La seconda: il giudice tutelare è tenuto a valutare e a tenere in considerazione le esigenze espresse dal beneficiario, ancorché affetto da malattia psichiatrica o disabilità, muovendo dal principio che la libera autodeterminazione del soggetto deve essere rispettata nei limiti del possibile, nei limiti cioè in cui essa non arrechi pregiudizio alla persona stessa; in questa valutazione deve guardarsi non già a quella che è la migliore soluzione per la amministrazione dei beni ma quella che è la migliore soluzione per il benessere della persona.
4.- Nel caso di specie, la Corte d'appello si è attenuta a questi principi, tenendo in considerazione la volontà espressa dalla beneficiaria ma anche riscontrando che il circuito della comunicazione tra beneficiaria e amministratore e tra giudice tutelare e amministratore di sostegno era carente. Non può dirsi pertanto che il giudice tutelare e la Corte non abbiano considerato che la manifestazione di volontà proveniva da un soggetto affetto da una patologia; correttamente invece hanno ritenuto che questa circostanza non è di per sé è idonea ad escludere la rilevanza della volontà, dovendosi piuttosto valutare la specifica situazione; in concreto, i giudici di merito hanno individuato un riscontro oggettivo ai disagi e le difficoltà nel rapportarsi con il fratello lamentati dalla beneficiaria, posto che anche l’ufficio del giudice tutelare incontrava pari difficoltà a confrontarsi tempestivamente e interagire con l’amministratore.
La motivazione, nella sua chiarezza e linearità è quindi certamente idonea a rendere note le ragioni della decisione ed è perfettamente coerente con i principi sopra delineati.

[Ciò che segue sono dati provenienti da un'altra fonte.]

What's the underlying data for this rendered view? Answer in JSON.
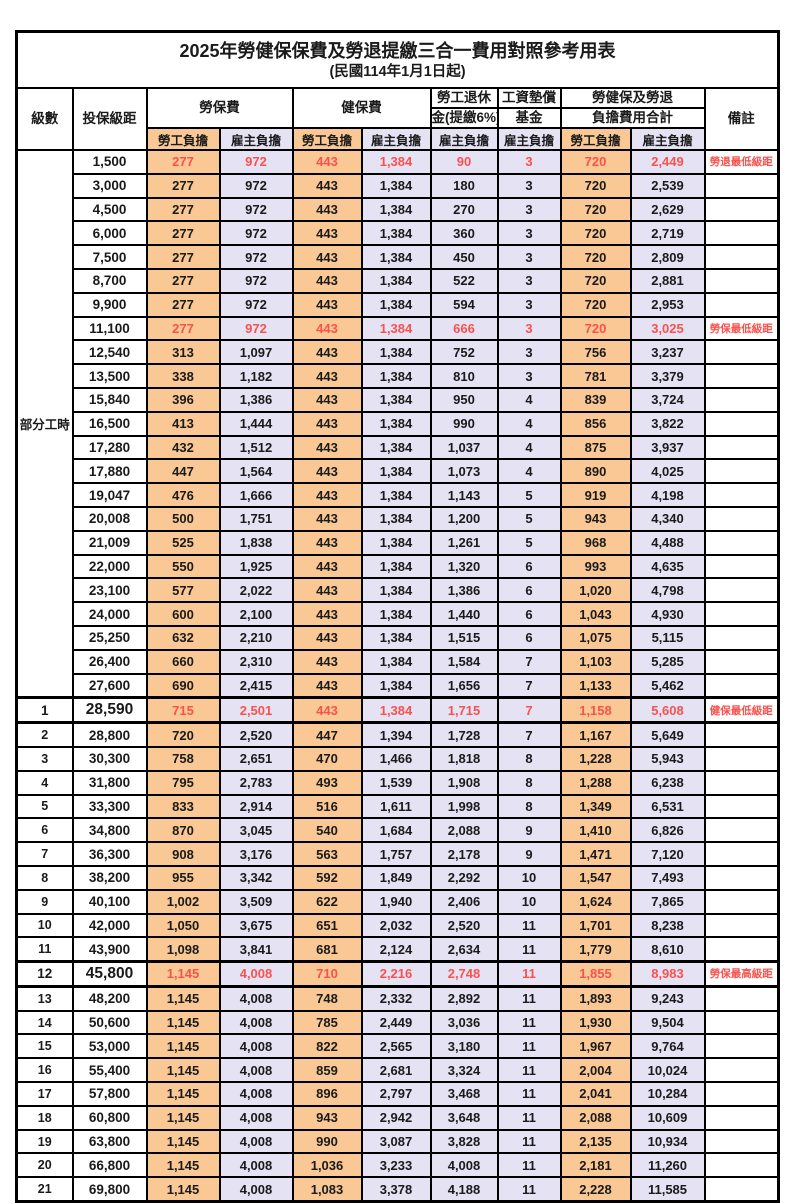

Quanto al resto, si tratta di un giudizio di merito del quale in questa sede non può sollecitarsi la revisione.
Ne consegue il rigetto del ricorso; nulla sulle spese in difetto di attività difensiva della controparte.
P.Q.M.
Rigetta il ricorso.
Dispone che, in caso di utilizzazione della presente ordinanza in qualsiasi forma, sia omessa l’indicazione delle generalità e degli altri dati identificativi delle parti.